Canonical Noise Distributions and Private Hypothesis Tests
This work addresses the challenge of achieving optimal privacy-preserving statistical inference for data analysts and researchers, offering a novel theoretical foundation and practical tools within the f-DP framework, though it is incremental in building upon existing DP generalizations.
The paper tackles the problem of designing optimal privacy mechanisms within the f-DP framework by introducing canonical noise distributions (CNDs), which enable lossless privacy guarantees and applications to private hypothesis testing, resulting in more powerful and accurate tests compared to existing methods, such as showing empirical improvements in power and type I error accuracy for specific DP cases.

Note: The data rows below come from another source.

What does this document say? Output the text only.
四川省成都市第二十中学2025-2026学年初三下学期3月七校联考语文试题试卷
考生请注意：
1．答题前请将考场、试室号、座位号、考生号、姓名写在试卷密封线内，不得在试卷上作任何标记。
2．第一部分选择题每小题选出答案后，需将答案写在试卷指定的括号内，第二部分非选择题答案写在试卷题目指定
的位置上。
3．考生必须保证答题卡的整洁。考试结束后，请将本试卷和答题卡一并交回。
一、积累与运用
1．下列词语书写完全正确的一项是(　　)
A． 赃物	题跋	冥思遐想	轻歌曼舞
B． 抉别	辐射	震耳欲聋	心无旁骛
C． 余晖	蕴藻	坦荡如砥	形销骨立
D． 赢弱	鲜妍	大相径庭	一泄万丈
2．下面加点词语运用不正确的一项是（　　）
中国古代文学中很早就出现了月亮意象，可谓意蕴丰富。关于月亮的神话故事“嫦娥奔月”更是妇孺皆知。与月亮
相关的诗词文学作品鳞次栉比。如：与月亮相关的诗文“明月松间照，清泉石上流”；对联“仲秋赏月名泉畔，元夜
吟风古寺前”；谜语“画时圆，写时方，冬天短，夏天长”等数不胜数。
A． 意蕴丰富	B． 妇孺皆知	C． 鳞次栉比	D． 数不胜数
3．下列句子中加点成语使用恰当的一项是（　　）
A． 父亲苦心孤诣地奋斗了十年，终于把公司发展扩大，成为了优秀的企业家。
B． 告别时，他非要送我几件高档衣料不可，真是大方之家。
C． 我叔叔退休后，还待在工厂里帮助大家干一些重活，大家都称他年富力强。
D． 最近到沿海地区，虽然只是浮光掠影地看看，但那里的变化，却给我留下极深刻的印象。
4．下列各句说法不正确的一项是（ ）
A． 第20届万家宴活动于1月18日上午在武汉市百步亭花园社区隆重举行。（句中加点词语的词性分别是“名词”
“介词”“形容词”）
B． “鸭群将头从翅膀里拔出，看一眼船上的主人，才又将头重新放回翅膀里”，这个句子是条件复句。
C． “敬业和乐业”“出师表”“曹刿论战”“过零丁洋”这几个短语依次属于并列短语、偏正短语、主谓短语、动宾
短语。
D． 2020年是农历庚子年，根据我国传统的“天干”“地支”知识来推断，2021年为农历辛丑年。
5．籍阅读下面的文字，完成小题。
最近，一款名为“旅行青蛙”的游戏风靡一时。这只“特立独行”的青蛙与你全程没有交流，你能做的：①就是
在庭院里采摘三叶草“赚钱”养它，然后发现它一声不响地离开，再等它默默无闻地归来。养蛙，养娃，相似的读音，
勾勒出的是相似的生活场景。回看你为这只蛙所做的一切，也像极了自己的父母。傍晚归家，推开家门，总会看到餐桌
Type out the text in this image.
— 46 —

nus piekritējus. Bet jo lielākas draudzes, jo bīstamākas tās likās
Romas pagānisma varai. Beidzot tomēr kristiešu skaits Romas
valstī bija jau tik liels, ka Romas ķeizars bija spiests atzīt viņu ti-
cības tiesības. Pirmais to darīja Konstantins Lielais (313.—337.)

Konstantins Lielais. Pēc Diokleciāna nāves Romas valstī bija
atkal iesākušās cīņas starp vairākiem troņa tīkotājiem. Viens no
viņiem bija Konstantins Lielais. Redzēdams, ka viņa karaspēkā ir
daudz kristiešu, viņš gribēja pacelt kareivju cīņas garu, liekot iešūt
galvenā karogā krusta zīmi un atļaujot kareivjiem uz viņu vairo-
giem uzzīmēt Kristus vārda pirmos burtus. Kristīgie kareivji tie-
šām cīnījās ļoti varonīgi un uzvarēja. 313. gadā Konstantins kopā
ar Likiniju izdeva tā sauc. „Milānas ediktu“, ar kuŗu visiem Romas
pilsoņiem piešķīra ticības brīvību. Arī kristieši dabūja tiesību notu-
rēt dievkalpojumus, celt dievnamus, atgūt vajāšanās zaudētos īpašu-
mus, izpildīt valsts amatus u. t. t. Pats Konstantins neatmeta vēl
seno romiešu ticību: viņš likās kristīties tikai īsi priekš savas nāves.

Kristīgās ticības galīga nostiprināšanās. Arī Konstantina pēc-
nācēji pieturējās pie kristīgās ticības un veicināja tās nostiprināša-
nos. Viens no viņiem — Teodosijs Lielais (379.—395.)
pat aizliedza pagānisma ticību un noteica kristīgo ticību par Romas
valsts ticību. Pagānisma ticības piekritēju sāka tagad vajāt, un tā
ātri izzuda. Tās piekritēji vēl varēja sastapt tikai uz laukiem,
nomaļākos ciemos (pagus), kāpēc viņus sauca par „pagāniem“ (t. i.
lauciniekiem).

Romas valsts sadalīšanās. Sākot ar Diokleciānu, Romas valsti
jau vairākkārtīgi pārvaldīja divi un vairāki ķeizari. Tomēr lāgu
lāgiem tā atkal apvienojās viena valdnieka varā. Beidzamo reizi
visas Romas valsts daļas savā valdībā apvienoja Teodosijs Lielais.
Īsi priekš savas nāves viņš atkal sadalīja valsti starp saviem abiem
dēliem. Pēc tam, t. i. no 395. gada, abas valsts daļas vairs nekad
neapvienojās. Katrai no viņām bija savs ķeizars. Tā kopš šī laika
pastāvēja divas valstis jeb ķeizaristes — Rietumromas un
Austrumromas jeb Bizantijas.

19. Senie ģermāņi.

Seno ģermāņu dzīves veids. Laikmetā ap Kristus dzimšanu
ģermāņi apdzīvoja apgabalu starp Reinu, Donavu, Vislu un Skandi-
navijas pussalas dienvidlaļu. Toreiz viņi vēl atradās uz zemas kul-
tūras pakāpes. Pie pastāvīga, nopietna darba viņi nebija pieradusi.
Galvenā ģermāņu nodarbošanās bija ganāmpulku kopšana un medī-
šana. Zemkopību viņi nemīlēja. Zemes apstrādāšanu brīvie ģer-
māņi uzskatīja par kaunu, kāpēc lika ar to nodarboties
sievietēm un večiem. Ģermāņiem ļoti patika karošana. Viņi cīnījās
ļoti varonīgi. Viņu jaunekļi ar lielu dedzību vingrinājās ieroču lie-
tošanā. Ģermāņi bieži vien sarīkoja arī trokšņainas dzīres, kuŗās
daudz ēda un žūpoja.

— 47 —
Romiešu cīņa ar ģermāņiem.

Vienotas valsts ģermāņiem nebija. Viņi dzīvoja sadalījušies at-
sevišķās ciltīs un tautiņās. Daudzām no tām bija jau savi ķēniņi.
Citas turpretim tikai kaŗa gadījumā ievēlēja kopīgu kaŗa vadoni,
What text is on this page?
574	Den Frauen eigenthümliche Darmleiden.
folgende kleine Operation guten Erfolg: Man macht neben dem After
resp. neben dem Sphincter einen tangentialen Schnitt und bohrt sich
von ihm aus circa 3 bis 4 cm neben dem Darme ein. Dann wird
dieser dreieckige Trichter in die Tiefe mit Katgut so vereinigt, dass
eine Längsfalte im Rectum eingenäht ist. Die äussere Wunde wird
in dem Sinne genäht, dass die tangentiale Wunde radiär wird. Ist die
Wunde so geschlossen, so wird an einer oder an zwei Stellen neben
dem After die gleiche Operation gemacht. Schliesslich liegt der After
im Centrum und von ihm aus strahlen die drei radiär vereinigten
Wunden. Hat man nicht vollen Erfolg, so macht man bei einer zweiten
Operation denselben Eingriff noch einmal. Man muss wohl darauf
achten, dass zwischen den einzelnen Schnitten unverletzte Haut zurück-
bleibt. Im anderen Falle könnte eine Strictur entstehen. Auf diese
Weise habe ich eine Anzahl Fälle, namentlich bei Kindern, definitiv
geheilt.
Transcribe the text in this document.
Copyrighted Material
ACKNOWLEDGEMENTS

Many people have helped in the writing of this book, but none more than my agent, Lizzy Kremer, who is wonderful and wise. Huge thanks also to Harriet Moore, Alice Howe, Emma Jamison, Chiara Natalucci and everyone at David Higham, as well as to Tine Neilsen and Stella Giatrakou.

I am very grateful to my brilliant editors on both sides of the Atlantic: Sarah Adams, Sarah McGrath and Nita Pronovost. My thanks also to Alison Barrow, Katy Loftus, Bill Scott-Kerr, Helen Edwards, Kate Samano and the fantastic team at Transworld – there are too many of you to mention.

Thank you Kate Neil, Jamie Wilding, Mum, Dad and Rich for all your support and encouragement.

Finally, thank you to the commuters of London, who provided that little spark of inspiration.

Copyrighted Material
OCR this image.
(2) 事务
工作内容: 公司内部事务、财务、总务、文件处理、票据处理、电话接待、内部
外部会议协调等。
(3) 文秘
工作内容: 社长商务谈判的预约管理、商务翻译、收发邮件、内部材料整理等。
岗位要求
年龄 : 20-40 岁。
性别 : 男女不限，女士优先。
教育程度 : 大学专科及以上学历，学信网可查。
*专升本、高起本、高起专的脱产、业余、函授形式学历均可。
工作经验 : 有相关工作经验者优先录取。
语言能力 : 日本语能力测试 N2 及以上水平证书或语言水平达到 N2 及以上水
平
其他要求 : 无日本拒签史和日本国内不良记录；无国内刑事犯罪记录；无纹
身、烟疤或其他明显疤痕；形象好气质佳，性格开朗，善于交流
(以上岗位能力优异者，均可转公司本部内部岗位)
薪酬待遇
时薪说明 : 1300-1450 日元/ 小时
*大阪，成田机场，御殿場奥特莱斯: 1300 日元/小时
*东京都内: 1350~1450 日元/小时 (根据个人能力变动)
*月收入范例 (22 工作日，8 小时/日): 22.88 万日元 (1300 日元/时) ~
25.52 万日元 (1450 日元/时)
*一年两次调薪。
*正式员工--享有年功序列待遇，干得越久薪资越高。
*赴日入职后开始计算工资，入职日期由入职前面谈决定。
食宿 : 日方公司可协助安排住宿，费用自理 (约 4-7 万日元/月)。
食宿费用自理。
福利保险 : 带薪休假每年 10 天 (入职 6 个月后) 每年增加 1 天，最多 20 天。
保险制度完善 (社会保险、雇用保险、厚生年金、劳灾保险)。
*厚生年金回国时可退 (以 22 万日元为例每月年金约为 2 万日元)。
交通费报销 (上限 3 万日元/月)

$f$-DP has recently been proposed as a generalization of differential privacy allowing a lossless analysis of composition, post-processing, and privacy amplification via subsampling. In the setting of $f$-DP, we propose the concept of a canonical noise distribution (CND), the first mechanism designed for an arbitrary $f$-DP guarantee. The notion of CND captures whether an additive privacy mechanism perfectly matches the privacy guarantee of a given $f$. We prove that a CND always exists, and give a construction that produces a CND for any $f$. We show that private hypothesis tests are intimately related to CNDs, allowing for the release of private $p$-values at no additional privacy cost as well as the construction of uniformly most powerful (UMP) tests for binary data, within the general $f$-DP framework. We apply our techniques to the problem of difference of proportions testing, and construct a UMP unbiased (UMPU) "semi-private" test which upper bounds the performance of any $f$-DP test. Using this as a benchmark we propose a private test, based on the inversion of characteristic functions, which allows for optimal inference for the two population parameters and is nearly as powerful as the semi-private UMPU. When specialized to the case of $(ε,0)$-DP, we show empirically that our proposed test is more powerful than any $(ε/\sqrt 2)$-DP test and has more accurate type I errors than the classic normal approximation test.